Text-fig. 63. “Carui” [Ortus Sanitatis, Mainz, 1491].

I. Leafless plants [Cryptogams in part].
II. Leafy plants [Phanerogams and certain Cryptogams].
1. Corticate plants [Monocotyledons].
2. Tunicate plants [Dicotyledons].
(a) Herbaceous.
(b) Woody.

The word tunicate in the above table is used for the plants which Albertus describes as growing “ex ligneis tunicis.” It seems clear from this expression that he realised that there was an anatomical distinction between Dicotyledons and Monocotyledons.

Considering how much Albertus had achieved, it is somewhat curious that Cesalpino, who represented Aristotelian botany in the sixteenth, as Albertus did in the thirteenth century, should have produced so inadequate a system as his own contribution to the subject. We owe to him one marked advance, the recognition, namely, of the importance of the seed. On the whole, however, his classification savours too much of having been thought out in the study, and it suffers by comparison with other systems of about the same period, such as those of de l’Obel and Bauhin, which were arrived at rather by instinct, acting upon observation, than by a definite and self-conscious intellectual effort.

Cesalpino makes his main distinction, on the old Aristotelian plan, between Trees and Shrubs on the one hand, and Undershrubs and Herbs on the other. He divides the first of these groups into two, and the second into thirteen classes, depending chiefly on seed and fruit characters. Very few of these classes really represent natural groups, and the chief of all distinctions among Flowering Plants, that between Dicotyledons and Monocotyledons, which was foreshadowed by Albertus, is almost lost to sight.

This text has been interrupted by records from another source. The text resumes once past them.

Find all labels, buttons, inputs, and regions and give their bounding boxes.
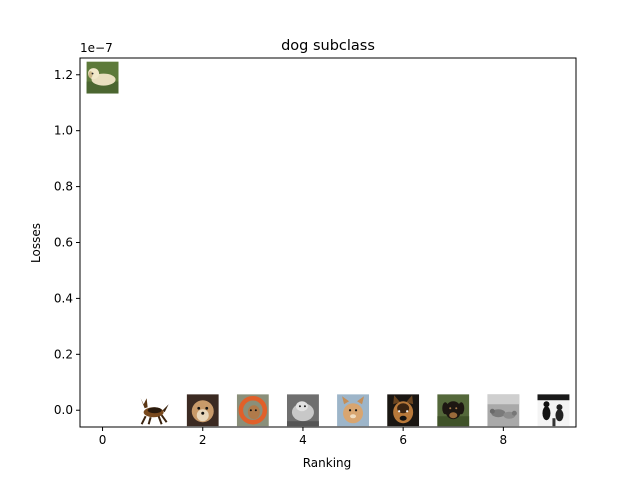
x-tick-label: 4 [299,433,307,447]
y-tick-label: 0.6 [54,236,73,250]
y-tick-label: 1.2 [54,68,73,82]
y-tick-label: 0.8 [54,180,73,194]
x-tick-label: 0 [99,433,107,447]
x-tick-label: 6 [399,433,407,447]
y-tick-label: 0.4 [54,291,73,305]
chart-title: dog subclass [281,38,375,54]
x-axis-label: Ranking [303,456,352,470]
data-point-black-tan-dog-in-grass [437,394,470,427]
points-layer [86,61,570,427]
plot-frame [79,57,577,428]
x-tick-label: 2 [199,433,207,447]
data-point-german-shepherd-face [387,394,420,427]
y-tick-label: 0.0 [54,403,73,417]
data-point-grey-dog-grayscale [286,394,319,427]
data-point-german-shepherd-running [136,394,169,427]
ticks-layer: 0 2 4 6 8 0.0 0.2 0.4 0.6 0.8 1.0 1.2 [54,68,507,447]
y-axis-label: Losses [29,223,43,263]
x-tick-label: 8 [500,433,508,447]
data-point-grey-dogs-outdoor [487,394,520,427]
data-point-fluffy-dog-closeup [186,394,219,427]
data-point-golden-retriever-lying-on-grass [86,61,119,94]
data-point-tan-dog-on-blue-background [337,394,370,427]
y-tick-label: 1.0 [54,124,73,138]
data-point-black-white-dog-silhouettes [537,394,570,427]
data-point-dog-with-orange-ring-toy [236,394,269,427]
y-tick-label: 0.2 [54,347,73,361]
y-offset-text: 1e−7 [80,41,113,55]
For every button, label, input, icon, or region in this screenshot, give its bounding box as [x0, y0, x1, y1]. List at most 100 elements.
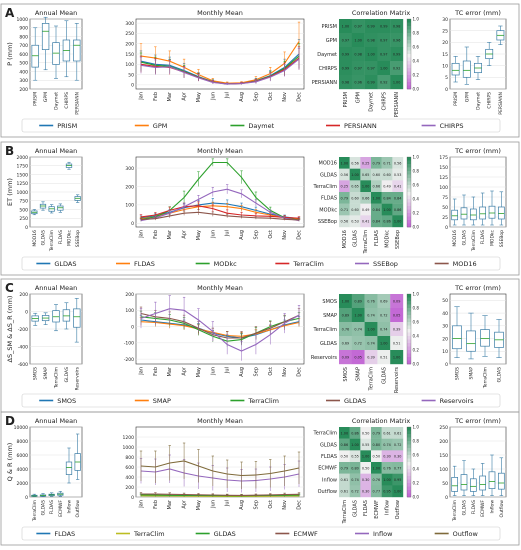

When we turn from the botanical philosophers to the herbalists proper, we find an altogether different state of affairs. The Aristotelian botanists were conscious, from the beginning, of the philosophic necessity for some form of classification. The medical botanists, on the other hand, were only interested in plants as individuals, and were driven to classify them merely because some sort of arrangement was necessary for convenience in dealing with a large number of kinds. The first Materia Medica, that of Dioscorides, shows some attempt at order, but the arrangement is seldom at all natural. Occasionally the author groups together plants which are nearly related, as when he treats of a number of Labiates, or of Umbellifers successively—but this is rare.